Jesus, of course, wants us to do as he did back then.  He takes sin seriously, and warns that we could lose the gift of eternal life itself if we do not repent.  But he wants us to focus on our own sins, and not those of others, because we have enough work to do on ourselves.

What Jesus did was very wise and clever, and he wants to give us the same gift of wisdom that guides him.  So he gives us the gift of the Holy Spirit, and he does that primarily in the sacrament of Confirmation.  We are sealed with the gift of the Holy Spirit so that something new can happen.  We no longer think with our own logic, as did those who took that woman to Jesus, but with the logic of God, who often sees things in a very different way.  And so the Holy Spirit gives us the gifts of wisdom, understanding, counsel, fortitude, and so on, so that we can think not a mere human beings do, but as God himself does.  It is like he is making springs of water rise up in the desert, so that he may use us to quench the thirst of the world for truth, and justice and right.

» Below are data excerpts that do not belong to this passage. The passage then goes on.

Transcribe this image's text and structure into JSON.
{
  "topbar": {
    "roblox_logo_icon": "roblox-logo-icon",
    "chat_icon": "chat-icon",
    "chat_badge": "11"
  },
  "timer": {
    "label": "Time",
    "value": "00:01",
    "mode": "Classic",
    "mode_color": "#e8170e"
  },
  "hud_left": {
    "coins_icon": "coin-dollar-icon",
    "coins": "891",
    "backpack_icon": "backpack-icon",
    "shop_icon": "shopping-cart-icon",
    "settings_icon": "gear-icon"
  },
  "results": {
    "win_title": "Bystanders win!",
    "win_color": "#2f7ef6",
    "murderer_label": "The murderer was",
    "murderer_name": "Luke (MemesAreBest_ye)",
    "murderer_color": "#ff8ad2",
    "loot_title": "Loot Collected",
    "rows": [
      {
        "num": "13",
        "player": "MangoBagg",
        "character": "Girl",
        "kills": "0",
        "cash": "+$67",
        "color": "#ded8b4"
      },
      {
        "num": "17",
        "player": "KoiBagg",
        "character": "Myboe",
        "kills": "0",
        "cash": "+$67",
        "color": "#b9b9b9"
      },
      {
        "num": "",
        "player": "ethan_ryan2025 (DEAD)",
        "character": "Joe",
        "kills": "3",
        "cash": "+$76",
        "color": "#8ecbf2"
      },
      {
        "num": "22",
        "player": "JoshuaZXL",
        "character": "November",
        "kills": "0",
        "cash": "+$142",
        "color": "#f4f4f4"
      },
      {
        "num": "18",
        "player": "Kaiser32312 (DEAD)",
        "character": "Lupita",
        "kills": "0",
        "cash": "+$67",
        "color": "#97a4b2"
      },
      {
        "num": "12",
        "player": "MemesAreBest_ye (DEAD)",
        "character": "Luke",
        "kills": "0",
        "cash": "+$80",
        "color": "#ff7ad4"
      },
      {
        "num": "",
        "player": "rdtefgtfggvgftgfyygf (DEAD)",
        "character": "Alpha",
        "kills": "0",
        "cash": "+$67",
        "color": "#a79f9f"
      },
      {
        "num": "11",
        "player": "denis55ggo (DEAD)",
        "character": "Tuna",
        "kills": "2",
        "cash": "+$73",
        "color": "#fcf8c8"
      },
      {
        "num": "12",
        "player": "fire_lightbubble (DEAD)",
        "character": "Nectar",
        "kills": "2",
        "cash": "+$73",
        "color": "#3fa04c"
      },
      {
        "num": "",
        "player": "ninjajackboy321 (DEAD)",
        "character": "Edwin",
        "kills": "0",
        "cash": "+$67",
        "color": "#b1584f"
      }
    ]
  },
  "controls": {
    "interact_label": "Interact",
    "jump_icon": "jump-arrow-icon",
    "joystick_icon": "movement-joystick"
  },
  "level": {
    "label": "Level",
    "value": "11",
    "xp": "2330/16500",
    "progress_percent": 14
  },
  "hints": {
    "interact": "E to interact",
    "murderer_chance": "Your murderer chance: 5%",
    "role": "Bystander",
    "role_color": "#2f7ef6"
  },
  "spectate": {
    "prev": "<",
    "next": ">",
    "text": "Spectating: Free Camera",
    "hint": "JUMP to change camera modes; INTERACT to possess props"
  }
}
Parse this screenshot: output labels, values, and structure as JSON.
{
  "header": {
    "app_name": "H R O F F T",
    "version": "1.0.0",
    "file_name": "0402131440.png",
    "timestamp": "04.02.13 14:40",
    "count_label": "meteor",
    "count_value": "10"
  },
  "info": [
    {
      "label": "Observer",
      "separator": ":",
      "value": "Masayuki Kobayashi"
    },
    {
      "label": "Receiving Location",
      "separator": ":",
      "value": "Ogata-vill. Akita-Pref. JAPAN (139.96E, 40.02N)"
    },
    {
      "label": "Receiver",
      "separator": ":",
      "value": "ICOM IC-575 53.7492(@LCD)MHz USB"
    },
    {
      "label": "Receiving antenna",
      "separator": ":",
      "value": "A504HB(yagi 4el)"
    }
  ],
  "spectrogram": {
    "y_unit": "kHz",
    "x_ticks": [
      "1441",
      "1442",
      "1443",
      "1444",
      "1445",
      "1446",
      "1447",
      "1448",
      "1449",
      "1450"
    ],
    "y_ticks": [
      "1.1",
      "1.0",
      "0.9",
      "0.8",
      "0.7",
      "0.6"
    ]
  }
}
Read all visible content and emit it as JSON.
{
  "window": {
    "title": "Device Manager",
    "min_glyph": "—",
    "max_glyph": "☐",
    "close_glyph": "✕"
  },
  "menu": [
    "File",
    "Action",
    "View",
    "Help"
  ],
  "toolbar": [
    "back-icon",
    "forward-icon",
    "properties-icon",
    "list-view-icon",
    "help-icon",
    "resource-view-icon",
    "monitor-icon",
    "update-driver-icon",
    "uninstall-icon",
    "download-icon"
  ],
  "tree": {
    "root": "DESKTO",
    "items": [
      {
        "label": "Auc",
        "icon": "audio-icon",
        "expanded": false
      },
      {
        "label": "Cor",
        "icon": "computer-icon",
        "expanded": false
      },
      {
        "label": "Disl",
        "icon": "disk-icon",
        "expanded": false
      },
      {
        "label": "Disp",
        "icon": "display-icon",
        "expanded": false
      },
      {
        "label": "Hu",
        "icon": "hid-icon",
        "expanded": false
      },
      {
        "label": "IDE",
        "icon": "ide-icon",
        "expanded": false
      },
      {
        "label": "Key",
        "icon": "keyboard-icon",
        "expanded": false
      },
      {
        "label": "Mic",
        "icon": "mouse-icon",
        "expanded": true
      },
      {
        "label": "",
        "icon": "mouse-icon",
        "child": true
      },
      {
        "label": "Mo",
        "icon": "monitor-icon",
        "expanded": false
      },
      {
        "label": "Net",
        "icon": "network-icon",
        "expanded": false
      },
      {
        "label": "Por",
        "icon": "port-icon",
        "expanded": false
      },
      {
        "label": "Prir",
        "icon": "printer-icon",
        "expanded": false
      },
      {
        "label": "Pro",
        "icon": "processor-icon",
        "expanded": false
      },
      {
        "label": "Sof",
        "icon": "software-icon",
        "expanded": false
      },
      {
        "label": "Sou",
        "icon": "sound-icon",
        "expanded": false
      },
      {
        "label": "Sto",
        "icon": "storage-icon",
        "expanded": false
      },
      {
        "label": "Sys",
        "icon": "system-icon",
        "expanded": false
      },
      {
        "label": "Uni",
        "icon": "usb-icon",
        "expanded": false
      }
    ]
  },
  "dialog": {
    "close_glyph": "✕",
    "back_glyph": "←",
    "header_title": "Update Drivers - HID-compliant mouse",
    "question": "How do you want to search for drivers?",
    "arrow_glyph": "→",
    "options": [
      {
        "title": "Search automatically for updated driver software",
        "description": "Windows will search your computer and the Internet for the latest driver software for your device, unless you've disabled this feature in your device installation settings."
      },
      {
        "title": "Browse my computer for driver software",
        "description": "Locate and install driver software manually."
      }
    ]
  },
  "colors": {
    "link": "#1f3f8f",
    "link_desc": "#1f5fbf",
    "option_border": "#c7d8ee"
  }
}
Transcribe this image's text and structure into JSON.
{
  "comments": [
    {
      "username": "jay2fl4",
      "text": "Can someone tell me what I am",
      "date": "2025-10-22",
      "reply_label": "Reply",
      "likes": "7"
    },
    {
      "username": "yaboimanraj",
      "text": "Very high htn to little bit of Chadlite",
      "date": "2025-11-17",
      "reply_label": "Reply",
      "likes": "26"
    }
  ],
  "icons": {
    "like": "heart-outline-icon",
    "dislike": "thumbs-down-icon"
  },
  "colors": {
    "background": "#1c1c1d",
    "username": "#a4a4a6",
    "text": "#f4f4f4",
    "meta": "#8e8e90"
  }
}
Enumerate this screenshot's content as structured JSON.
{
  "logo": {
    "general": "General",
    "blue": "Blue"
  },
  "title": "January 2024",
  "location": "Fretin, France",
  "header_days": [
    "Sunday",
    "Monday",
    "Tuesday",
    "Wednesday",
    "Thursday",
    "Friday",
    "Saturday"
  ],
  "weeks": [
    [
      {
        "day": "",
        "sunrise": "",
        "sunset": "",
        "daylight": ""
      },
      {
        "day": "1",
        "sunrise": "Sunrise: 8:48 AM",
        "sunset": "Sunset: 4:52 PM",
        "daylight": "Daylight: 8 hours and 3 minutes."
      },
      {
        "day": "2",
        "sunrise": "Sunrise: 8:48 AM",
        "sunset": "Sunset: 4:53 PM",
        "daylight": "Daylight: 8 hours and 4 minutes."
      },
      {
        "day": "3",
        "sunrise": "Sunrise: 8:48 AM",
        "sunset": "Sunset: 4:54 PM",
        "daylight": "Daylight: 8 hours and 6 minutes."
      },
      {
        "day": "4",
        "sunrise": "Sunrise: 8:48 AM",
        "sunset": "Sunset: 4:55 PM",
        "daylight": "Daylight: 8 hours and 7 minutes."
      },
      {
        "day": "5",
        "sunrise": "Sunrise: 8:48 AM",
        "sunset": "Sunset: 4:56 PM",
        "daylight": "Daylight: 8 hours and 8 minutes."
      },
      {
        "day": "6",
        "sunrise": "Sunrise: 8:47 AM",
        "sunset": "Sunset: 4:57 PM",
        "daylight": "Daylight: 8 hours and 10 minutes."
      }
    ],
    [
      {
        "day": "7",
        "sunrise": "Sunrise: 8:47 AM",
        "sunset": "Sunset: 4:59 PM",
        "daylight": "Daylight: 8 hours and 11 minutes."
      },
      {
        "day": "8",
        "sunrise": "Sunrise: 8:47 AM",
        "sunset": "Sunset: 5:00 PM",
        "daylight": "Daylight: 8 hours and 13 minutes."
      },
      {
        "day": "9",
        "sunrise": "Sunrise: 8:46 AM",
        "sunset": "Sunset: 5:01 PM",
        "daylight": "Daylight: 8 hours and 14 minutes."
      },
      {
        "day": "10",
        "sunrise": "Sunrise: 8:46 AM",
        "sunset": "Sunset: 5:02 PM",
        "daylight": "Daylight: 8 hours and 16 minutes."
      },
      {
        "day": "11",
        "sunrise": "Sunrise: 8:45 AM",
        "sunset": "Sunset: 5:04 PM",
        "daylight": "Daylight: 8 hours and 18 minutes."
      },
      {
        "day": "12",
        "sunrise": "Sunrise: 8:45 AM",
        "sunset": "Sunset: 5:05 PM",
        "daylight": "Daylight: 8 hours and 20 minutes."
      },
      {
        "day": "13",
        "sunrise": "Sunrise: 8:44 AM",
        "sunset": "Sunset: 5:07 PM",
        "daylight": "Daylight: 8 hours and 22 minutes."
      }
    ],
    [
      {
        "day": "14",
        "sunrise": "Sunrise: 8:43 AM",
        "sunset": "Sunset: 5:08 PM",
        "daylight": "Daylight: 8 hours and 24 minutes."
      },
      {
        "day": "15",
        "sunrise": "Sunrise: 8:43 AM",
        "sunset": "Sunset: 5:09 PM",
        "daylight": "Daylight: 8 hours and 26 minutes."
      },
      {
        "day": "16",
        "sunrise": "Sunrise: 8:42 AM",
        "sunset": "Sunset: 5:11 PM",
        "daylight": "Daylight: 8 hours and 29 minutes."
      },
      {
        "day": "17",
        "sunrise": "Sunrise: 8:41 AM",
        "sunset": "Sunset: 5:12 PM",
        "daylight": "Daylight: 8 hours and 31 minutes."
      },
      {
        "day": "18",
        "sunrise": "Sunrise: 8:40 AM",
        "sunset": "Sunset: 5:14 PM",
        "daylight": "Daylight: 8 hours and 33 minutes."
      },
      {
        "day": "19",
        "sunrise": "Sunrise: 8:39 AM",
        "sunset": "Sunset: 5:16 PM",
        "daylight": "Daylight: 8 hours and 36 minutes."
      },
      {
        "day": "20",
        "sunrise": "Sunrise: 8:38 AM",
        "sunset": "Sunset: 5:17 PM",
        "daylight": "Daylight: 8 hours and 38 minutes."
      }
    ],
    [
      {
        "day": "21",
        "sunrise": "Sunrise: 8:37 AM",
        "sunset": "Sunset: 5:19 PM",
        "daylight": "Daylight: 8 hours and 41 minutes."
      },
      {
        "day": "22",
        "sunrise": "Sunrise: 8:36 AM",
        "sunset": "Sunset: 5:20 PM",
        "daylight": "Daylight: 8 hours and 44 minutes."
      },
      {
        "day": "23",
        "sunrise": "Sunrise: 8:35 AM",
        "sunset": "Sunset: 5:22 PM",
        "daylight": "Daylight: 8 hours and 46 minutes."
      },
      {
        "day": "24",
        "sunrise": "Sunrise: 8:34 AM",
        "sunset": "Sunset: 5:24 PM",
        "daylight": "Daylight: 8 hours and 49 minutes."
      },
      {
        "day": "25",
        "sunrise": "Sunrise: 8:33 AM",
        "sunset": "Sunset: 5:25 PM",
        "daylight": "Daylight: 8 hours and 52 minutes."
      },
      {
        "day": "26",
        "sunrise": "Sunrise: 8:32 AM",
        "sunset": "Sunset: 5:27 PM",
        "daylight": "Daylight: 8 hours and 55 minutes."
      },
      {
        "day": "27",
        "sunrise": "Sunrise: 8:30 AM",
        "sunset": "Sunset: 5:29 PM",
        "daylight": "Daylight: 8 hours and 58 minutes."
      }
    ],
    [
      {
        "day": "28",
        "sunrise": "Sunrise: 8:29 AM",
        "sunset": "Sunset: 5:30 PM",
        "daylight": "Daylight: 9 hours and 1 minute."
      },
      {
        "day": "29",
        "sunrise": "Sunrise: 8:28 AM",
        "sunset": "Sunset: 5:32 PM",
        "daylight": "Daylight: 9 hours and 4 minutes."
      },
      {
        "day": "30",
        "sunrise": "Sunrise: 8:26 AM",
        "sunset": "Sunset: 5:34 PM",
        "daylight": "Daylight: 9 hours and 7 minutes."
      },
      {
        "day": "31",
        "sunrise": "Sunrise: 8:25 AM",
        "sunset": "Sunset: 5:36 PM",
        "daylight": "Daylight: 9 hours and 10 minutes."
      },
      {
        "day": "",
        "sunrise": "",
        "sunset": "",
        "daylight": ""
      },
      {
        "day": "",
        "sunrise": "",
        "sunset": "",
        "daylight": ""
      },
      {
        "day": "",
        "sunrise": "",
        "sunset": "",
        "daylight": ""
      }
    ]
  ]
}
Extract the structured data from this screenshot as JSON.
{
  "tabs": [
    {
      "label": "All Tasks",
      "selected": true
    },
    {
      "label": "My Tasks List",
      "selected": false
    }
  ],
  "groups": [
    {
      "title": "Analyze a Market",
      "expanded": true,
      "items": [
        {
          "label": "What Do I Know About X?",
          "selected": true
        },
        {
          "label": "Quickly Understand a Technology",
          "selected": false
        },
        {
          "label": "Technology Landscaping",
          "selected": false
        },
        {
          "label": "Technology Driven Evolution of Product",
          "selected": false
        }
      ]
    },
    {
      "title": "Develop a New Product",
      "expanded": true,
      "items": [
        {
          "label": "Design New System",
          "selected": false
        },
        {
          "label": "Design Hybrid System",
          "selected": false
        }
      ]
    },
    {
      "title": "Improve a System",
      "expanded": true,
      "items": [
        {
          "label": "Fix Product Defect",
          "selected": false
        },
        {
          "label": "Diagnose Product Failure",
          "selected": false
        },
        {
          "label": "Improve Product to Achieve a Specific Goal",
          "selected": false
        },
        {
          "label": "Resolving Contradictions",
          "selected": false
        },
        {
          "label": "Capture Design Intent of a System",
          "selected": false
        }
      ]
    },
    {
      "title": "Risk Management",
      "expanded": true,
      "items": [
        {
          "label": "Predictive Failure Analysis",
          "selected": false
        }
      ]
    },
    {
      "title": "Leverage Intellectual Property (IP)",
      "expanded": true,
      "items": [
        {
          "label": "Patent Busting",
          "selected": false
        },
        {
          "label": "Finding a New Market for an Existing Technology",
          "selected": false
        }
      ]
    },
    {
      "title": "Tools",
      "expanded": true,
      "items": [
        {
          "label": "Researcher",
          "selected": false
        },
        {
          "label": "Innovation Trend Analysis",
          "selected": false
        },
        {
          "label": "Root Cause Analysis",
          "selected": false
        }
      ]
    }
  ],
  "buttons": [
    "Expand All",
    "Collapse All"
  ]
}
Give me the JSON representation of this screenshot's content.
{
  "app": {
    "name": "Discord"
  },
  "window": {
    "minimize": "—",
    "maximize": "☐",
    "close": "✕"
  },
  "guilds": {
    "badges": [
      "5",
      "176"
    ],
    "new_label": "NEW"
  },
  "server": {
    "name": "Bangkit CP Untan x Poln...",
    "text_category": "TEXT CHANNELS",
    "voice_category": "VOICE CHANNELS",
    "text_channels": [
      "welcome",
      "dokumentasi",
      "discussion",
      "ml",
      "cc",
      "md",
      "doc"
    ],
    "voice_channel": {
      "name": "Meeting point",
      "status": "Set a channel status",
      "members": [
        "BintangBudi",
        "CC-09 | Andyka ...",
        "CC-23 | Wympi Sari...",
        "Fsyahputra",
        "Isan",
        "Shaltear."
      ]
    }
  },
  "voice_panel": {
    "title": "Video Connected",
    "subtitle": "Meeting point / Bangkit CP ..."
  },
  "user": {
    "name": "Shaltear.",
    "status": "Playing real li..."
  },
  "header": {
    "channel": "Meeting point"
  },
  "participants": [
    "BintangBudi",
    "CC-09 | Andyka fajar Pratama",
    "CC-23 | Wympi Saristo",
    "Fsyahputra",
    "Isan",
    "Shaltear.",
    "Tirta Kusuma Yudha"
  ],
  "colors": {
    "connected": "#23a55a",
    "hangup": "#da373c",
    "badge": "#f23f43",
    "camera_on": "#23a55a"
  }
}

But one of the new ways of understanding reality through the gift of the Holy Spirit is to understand that Jesus is not just someone who lived long ago, far away, and “once upon a time.”  He is risen from the dead, and he is here with us now to guide us, to strengthen us, to be our light, and most of all to love us.  But where is he?  If we allow the Holy Spirit to take over, we will understand that Jesus just spoke to us when the Scriptures were proclaimed.  Yes, we heard the lectors and the deacon proclaim the Scriptures, but they were only the voice.  The Word is Jesus himself, and he really speaks to us today when we listen to him in the Scriptures.  This is why every Mass involves the Word of God and why we are encouraged to read the Bible every day.  Jesus is the living Word of God, and we hear his voice in the Bible, the Sacred Scriptures.  When we are thirsty, they can be the living water we need so much.

But the Holy Spirit is even more amazing!  In a few moments, we will take ordinary bread and wine, and through the Prayer of Thanksgiving, the Eucharistic Prayer prayed by the priest for all of us, the Holy Spirit will change them substantially.  They will become the Body and Blood of Christ himself.  The Lord, the Redeemer, will be physically present on the altar, Body and Blood, Soul and Divinity.  But he does not stay on the altar.  He enters us, when we take him into ourselves in Holy Communion.  He makes us a part of his living Body so that he can continue to be present in the world; so that he can be in your house, at your school, where you work.  He wants to make the world new and to refresh it with his life-giving love, just as water refreshes the desert.  And he does so by entering into a holy communion with us.

Just as those people to took the sinful woman to Jesus were blind to their own sins until Jesus opened their eyes, so Jesus wants to open our eyes to see our own sins, so that we can repent, change, and be renewed by his merciful, forgiving love.  He is the living Bread come down from heaven, because he wants to live with us wherever we are, and give us such joy in him that we will want nothing more than to be with him forever in heaven.